本研究纳入了29例PPCM发病至少12个月后左心室(LV)射血分数恢复(≥50%)的女性患者(平均年龄35±6岁,LV射血分数61.0±3.9%)。测量循环内皮祖细胞(EPCs)数量以及促血管生成的血管内皮生长因子和可溶性血管内皮生长因子受体Flt1(sFlt1)的血浆水平。所有患者均接受了包括组织多普勒成像和二维(2D)应变超声心动图在内的全面心功能评估。所有测量结果均与健康对照进行比较。与对照组相比,有PPCM病史的患者sFlt1浓度显著更高(中位数[第25 - 75百分位数];149.57,[63.14 - 177.89]对20.29,[15.00 - 53.89] pg/mL,P<0.001),血管内皮生长因子/sFlt1比值显著降低(P = 0.012),循环CD34/KDR水平有降低趋势。
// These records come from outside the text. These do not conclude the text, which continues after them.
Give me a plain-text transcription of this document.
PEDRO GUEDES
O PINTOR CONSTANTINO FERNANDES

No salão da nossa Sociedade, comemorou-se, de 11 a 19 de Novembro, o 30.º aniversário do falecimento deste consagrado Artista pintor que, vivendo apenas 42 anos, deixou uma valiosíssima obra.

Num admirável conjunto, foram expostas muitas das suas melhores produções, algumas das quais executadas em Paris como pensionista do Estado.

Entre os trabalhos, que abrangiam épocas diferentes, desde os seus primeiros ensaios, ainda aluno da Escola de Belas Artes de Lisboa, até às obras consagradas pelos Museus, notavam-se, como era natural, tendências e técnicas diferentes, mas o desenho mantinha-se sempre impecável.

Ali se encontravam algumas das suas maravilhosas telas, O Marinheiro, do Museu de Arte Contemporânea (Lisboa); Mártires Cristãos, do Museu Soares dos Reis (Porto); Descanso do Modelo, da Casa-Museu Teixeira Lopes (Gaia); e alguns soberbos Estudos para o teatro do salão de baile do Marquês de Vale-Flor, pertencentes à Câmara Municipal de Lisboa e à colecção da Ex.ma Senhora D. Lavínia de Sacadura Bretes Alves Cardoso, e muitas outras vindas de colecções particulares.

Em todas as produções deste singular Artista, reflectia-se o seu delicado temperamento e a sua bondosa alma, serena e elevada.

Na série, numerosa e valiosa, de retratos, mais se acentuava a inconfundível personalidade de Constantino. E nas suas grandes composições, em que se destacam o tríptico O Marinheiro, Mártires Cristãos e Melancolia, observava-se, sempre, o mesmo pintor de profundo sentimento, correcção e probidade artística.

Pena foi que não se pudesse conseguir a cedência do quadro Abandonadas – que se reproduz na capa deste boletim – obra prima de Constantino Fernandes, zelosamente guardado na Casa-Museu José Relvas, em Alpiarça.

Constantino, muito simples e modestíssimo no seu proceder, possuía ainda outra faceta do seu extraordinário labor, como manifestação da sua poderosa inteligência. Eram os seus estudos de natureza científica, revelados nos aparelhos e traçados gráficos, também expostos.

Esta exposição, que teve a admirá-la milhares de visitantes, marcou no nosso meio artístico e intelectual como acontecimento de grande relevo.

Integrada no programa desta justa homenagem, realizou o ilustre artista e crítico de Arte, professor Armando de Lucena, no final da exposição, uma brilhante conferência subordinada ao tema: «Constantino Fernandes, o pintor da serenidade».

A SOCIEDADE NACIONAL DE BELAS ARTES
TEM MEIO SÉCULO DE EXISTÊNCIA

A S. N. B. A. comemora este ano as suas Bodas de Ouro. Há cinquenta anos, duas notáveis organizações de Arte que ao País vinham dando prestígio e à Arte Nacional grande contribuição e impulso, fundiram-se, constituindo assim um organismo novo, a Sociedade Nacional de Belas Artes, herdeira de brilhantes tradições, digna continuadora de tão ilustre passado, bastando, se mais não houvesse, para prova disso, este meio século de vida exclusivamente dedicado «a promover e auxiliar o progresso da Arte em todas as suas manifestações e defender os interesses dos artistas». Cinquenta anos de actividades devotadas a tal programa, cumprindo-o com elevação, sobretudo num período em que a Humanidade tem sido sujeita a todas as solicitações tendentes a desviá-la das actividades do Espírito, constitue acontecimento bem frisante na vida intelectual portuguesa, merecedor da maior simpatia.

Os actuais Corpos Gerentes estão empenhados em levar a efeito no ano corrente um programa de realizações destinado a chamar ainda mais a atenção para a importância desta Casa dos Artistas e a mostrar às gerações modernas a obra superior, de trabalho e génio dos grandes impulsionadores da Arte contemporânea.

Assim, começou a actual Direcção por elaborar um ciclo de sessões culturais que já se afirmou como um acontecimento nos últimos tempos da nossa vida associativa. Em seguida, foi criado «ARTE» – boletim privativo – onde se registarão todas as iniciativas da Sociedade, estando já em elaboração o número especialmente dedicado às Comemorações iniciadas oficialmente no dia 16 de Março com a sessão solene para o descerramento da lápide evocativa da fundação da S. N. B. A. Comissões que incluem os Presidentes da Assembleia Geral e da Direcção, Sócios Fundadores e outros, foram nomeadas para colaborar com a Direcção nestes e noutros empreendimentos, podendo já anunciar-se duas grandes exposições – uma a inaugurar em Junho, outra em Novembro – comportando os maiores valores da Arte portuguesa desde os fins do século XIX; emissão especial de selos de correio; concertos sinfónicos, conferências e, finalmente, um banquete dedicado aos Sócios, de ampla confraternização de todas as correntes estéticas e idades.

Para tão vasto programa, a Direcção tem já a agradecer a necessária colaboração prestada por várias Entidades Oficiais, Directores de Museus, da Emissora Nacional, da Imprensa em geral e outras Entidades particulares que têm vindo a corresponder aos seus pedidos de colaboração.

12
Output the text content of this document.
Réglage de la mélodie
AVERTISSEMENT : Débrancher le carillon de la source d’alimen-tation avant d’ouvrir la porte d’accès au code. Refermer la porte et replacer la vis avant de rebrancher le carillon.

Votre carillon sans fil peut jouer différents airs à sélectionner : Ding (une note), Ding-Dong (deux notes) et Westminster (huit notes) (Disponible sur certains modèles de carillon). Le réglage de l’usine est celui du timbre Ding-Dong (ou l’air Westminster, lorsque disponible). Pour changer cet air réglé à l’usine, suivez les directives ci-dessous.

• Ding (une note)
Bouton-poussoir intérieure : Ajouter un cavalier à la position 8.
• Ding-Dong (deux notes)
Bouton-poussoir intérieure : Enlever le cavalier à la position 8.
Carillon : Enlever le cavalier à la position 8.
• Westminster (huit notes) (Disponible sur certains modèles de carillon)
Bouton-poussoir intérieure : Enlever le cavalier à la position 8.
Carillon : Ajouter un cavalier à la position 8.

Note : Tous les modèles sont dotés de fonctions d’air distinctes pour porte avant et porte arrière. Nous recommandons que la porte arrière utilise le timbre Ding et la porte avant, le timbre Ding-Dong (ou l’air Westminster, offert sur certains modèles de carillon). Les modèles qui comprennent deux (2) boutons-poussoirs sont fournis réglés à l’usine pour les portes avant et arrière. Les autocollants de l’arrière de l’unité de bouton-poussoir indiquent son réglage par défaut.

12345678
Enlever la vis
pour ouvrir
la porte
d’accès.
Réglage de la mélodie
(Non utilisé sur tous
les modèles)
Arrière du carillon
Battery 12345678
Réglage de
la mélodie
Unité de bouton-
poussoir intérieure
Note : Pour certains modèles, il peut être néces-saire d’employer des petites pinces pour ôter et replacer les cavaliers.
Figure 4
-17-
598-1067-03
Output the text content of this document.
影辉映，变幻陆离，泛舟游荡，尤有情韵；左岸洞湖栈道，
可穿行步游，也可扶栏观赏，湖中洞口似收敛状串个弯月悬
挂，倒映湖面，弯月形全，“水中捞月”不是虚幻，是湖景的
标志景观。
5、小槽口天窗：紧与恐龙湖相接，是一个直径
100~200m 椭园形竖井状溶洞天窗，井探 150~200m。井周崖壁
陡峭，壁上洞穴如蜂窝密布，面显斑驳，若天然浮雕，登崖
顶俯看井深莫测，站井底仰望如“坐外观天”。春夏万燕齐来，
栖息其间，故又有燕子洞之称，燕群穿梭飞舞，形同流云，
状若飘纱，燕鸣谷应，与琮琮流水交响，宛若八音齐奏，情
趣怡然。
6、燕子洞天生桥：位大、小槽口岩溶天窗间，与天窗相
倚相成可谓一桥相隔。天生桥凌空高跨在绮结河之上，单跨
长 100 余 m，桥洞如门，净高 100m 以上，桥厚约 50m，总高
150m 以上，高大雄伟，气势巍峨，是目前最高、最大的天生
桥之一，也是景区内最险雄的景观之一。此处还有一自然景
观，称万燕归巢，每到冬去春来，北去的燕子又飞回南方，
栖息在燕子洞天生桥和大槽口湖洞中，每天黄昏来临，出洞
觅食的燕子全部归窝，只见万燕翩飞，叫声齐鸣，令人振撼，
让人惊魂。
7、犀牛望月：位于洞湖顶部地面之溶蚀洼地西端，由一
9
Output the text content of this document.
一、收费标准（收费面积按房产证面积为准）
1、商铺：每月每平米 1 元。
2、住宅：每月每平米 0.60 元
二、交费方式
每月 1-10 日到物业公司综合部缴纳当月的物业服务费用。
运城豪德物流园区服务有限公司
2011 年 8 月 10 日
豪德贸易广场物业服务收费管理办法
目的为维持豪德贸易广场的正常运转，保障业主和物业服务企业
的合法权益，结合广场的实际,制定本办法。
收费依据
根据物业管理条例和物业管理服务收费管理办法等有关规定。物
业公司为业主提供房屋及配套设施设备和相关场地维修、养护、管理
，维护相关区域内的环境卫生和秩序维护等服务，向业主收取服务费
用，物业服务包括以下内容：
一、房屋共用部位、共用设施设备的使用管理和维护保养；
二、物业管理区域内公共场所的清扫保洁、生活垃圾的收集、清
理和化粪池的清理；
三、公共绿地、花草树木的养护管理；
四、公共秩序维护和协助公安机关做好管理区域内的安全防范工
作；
此外,通过组织多普勒成像,PPCM患者的室间隔E'早期速度较低(9.9±2.1对11.0±1.5 cm/s,P = 0.02),室间隔收缩期速度S'显著更低(7.6±1.2对8.5±1.2 cm/s,P = 0.003)。与对照组相比,PPCM患者的LV整体纵向应变(-19.1±3.3对-22.7±2.2%,P<0.001)和心尖圆周2D应变(-16.6±4.9对-21.2±7.9,P = 0.02)显著更低。
sFlt1浓度升高,同时循环内皮祖细胞水平降低以及血管内皮生长因子水平不适当衰减,可能意味着即使在恢复后仍存在血管生成失衡,这可能是PPCM的易感因素。此外,组织多普勒成像和2D应变能够识别LV收缩功能明显恢复的PPCM后女性患者的残余心肌损伤。血管生成失衡和残余心肌损伤在随后妊娠期间LV功能障碍复发中可能都起重要作用。